Загородные прогулки пришлось оставить, и мы целые дни проводили в комнатах у Нади на даче.
К вечеру ей делалось хуже, и температура резко повышалась.
— Ужасная погода! — качал головой доктор Бебер. — Ужасная для больных погода.
Однажды Надя чувствовала себя особенно плохо с вечера, и я остался у неё на даче.
Часов в семь утра меня разбудил крик из её комнаты. Она звала меня к себе.
— Слышишь, — сказала она, вся бледная, привстав на постели и к чему-то напряжённо прислушиваясь.
Прислушался и я.
В воздухе тихо нёсся медленный, однотонный погребальный благовест.
— «Она» ходит… «Она»… — прошептала Надя. — Подойди ко мне, мне страшно…
И ужас сквозил в её широко раскрытых глазах.
У меня тоже мурашки побежали по всему телу от этих тихих, заунывных, похоронных звуков.
В воздухе словно слышалось веяние «её».
Наде стало хуже.
— О, эта погода!

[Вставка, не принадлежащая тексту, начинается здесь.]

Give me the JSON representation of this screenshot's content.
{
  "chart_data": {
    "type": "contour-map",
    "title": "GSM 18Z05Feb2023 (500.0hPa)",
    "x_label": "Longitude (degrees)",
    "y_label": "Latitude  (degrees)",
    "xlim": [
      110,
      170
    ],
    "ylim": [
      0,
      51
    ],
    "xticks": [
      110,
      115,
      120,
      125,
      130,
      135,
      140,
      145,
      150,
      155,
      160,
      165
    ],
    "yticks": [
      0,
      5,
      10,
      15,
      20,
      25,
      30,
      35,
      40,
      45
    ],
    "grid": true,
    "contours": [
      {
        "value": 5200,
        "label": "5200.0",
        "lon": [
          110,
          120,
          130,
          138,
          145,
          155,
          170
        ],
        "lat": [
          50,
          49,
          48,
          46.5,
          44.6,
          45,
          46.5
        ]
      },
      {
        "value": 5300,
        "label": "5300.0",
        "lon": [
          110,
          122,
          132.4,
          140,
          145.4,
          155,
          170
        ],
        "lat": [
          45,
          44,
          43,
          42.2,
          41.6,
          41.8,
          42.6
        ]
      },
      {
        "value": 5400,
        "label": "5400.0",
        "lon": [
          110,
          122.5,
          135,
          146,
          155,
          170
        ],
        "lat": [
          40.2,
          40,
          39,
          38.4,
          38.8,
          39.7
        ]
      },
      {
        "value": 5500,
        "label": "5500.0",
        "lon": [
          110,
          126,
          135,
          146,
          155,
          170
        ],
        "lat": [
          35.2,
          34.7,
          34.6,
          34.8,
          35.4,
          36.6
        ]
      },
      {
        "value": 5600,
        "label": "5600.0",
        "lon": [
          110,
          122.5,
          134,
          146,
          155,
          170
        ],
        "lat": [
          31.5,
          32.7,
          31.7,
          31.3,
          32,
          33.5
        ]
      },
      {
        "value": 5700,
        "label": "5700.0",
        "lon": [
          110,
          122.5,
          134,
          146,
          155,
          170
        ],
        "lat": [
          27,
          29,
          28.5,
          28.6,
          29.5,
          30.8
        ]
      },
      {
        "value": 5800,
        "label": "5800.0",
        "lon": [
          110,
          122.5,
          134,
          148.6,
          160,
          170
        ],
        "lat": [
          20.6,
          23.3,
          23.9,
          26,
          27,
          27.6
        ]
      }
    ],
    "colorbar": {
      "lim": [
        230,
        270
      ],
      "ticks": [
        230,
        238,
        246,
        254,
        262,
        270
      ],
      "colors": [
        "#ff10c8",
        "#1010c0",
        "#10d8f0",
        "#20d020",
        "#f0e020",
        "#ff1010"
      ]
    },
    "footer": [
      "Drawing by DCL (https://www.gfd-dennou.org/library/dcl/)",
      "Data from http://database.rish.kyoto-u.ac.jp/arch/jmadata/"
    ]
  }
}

Ужасная погода для больных, — покачивая головой, говорил доктор.
И действительно, когда ветер стих, Наде стало лучше.
Она могла снова выходить из комнат и снова улыбалась мне без грустных дум и тягостных предчувствий.

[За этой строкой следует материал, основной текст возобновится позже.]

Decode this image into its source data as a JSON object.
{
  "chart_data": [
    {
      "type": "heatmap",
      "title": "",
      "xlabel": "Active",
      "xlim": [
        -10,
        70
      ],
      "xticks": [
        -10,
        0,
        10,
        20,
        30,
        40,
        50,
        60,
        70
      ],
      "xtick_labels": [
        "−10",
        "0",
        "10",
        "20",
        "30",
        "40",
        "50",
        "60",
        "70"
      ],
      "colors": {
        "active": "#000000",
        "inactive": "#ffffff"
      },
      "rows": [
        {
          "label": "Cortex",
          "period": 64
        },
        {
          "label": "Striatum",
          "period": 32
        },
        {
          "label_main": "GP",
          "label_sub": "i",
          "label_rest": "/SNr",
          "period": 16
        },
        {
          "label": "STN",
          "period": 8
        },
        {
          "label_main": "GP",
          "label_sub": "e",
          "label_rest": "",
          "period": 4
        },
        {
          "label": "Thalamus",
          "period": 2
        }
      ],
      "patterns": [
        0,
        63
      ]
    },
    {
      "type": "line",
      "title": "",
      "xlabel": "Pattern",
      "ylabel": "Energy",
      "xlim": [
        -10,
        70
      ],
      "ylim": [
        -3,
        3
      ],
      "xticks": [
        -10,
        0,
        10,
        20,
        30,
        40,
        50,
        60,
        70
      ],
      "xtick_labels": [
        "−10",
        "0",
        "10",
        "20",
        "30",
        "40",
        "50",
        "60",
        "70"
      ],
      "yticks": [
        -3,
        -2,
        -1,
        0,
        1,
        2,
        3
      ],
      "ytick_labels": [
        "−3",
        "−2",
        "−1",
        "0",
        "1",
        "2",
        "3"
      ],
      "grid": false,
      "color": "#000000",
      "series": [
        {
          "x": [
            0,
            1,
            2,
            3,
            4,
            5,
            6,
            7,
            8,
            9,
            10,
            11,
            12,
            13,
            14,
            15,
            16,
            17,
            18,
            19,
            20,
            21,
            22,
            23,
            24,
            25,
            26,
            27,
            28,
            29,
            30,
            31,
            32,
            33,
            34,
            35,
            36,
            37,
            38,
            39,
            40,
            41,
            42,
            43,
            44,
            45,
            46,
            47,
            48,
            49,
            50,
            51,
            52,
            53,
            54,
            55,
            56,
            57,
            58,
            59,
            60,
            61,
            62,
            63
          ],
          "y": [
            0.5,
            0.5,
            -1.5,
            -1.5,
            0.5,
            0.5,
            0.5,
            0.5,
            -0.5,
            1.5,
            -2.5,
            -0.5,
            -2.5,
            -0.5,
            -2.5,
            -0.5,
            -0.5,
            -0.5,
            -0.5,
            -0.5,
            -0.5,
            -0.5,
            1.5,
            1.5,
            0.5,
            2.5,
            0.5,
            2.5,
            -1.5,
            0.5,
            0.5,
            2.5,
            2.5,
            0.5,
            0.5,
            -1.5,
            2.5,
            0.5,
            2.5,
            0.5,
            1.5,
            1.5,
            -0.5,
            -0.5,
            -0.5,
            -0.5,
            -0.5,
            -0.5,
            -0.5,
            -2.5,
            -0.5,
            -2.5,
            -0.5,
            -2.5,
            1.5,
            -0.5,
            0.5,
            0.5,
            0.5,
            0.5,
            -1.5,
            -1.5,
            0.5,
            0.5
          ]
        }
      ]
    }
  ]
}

— Я хочу на берег моря! — как-то вечером сказала мне Надя.
— Но можно ли?..
— Я хочу! — капризно повторила она. — И если вы не пойдёте со мной, я возьму и пойду ночью одна… и утону…
Мы пошли.
— Сведи меня вниз, туда, туда к самому морю, я хочу его видеть поближе, — требовала Надя, — я так хочу.

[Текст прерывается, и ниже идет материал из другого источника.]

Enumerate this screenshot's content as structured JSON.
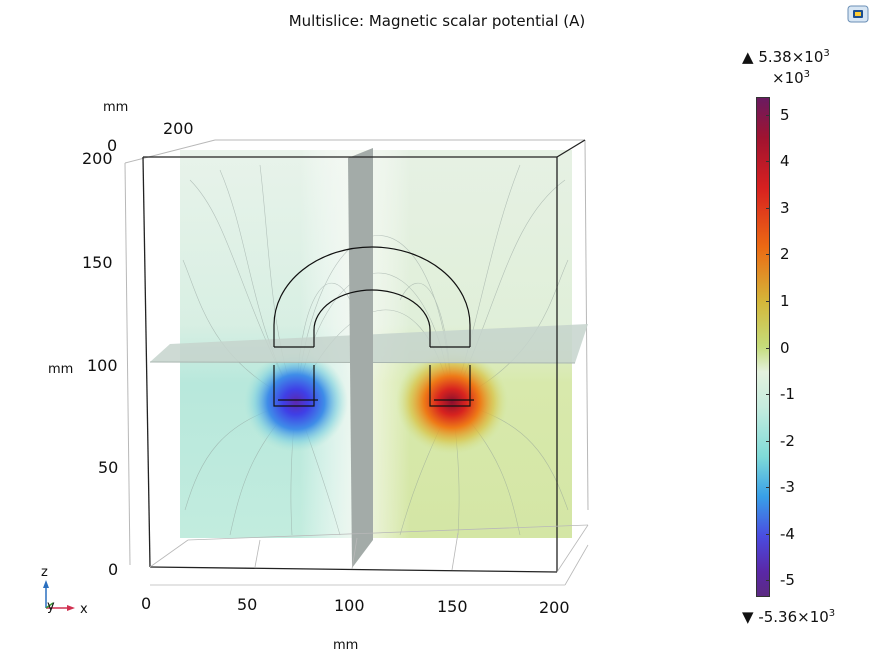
{
  "title": "Multislice: Magnetic scalar potential (A)",
  "logo_icon": "comsol-logo-icon",
  "axes": {
    "z_unit": "mm",
    "z_ticks": [
      "0",
      "50",
      "100",
      "150",
      "200"
    ],
    "x_unit": "mm",
    "x_ticks": [
      "0",
      "50",
      "100",
      "150",
      "200"
    ],
    "y_unit": "mm",
    "y_ticks": [
      "0",
      "200"
    ]
  },
  "triad": {
    "z": "z",
    "y": "y",
    "x": "x"
  },
  "colorbar": {
    "max_label": "5.38×10",
    "max_exp": "3",
    "scale_label": "×10",
    "scale_exp": "3",
    "ticks": [
      "5",
      "4",
      "3",
      "2",
      "1",
      "0",
      "-1",
      "-2",
      "-3",
      "-4",
      "-5"
    ],
    "min_label": "-5.36×10",
    "min_exp": "3",
    "max_marker": "▲",
    "min_marker": "▼"
  },
  "colors": {
    "positive_peak": "#d72020",
    "negative_peak": "#4a4ce0",
    "slice_gray": "#a3aba8"
  }
}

Я осторожно свёл её вниз. Мы стояли в двух шагах от мокрых камней, на которые забегают волны прибоя.
Ветер стих, но поднятое им волнение ещё продолжалось. Волны сердито ходили по морю, пенились их седые хребты и с разбега бросались они на берег и разбивались, превращаясь в целую копну белой пены и обдавая нас брызгами.
— Отойди от меня… оставь меня тут… на минутку… одну, — говорила Надя.
— Но, милая…
— Если таков мой каприз… Неужели вы не можете исполнить самого маленького каприза?.. Честное слово, я сделаю какую-нибудь глупость, если ты будешь обращаться со мной, как с ребёнком…
Я отошёл на несколько шагов и внимательно наблюдал за Надей.
Мне показалось, что она крестится. Я бросился к ней и схватил её за руки. Под руку мне подвернулось что-то холодное и скользкое. Я вырвал это у неё из рук… Это был револьвер.
— Надя… Надя… Милая… Что с тобой? Что ты хотела сделать?..
Она глядела на меня каким-то потухающим взглядом.
— Прости… Мне дурно… Я чувствую, что умираю… Мне страшно умирать… мучиться… лучше так… сразу…
Её взгляд становился безумным.
На берег летела волна с седым белым хребтом.
— Ай! — вскрикнула Надя. — Ты видишь, как «она» протянула ко мне белые руки… Слушай, какой звон в волнах… Колокол… Колокол… Смотри, вон что-то белое притаилось за кустом… Белое… Белое… Она… Она…
С Надей начинался бред. Я схватил её на руки и чуть не бегом понёс домой.
Когда пришёл доктор, Надя лежала без памяти, из её груди вырывалось хрипящее дыхание.
— Не надо ходить на воздух, когда принимают креозот! — говорил г. Бебер.
Я рыдал, как сумасшедший.
Весь день бред перемежался с забытьём. Ей чудились белые розы и тёмные кипарисы…
Только к вечеру она пришла в себя и позвала меня.
Она лежала с ярким румянцем на щеках.
— Мне лучше, — сказала она. — Доктор совершенно прав: креозот отлично помогает, надо будет только хорошенько полечиться и потом… потом мы поедем в Москву… это была не любовь, а агония… А там… там будет любовь… Помоги мне подняться, я давно не глядела в окно…
Я приподнял её на кровати. Она взглянула в окно и спросила, силясь улыбнуться:
— Это вечер? Да?.. Ты помнишь, я всё говорила про последние лучи…
Что рассказывать дальше?
Мне оставалось только вспомнить её слова: «возьмут рано утром, когда все спят», «бегом понесут», «звонить будут тихо, тихо»…
И у «девицы Анны, умершей 18 лет и 6 месяцев от рождения», прибавилась ещё одна соседка.
Когда я шёл «оттуда» мимо её дачи, двери были открыты все настежь, и из них нёсся запах карболки.
Дачу тщательно дезинфицировали для нового «жильца».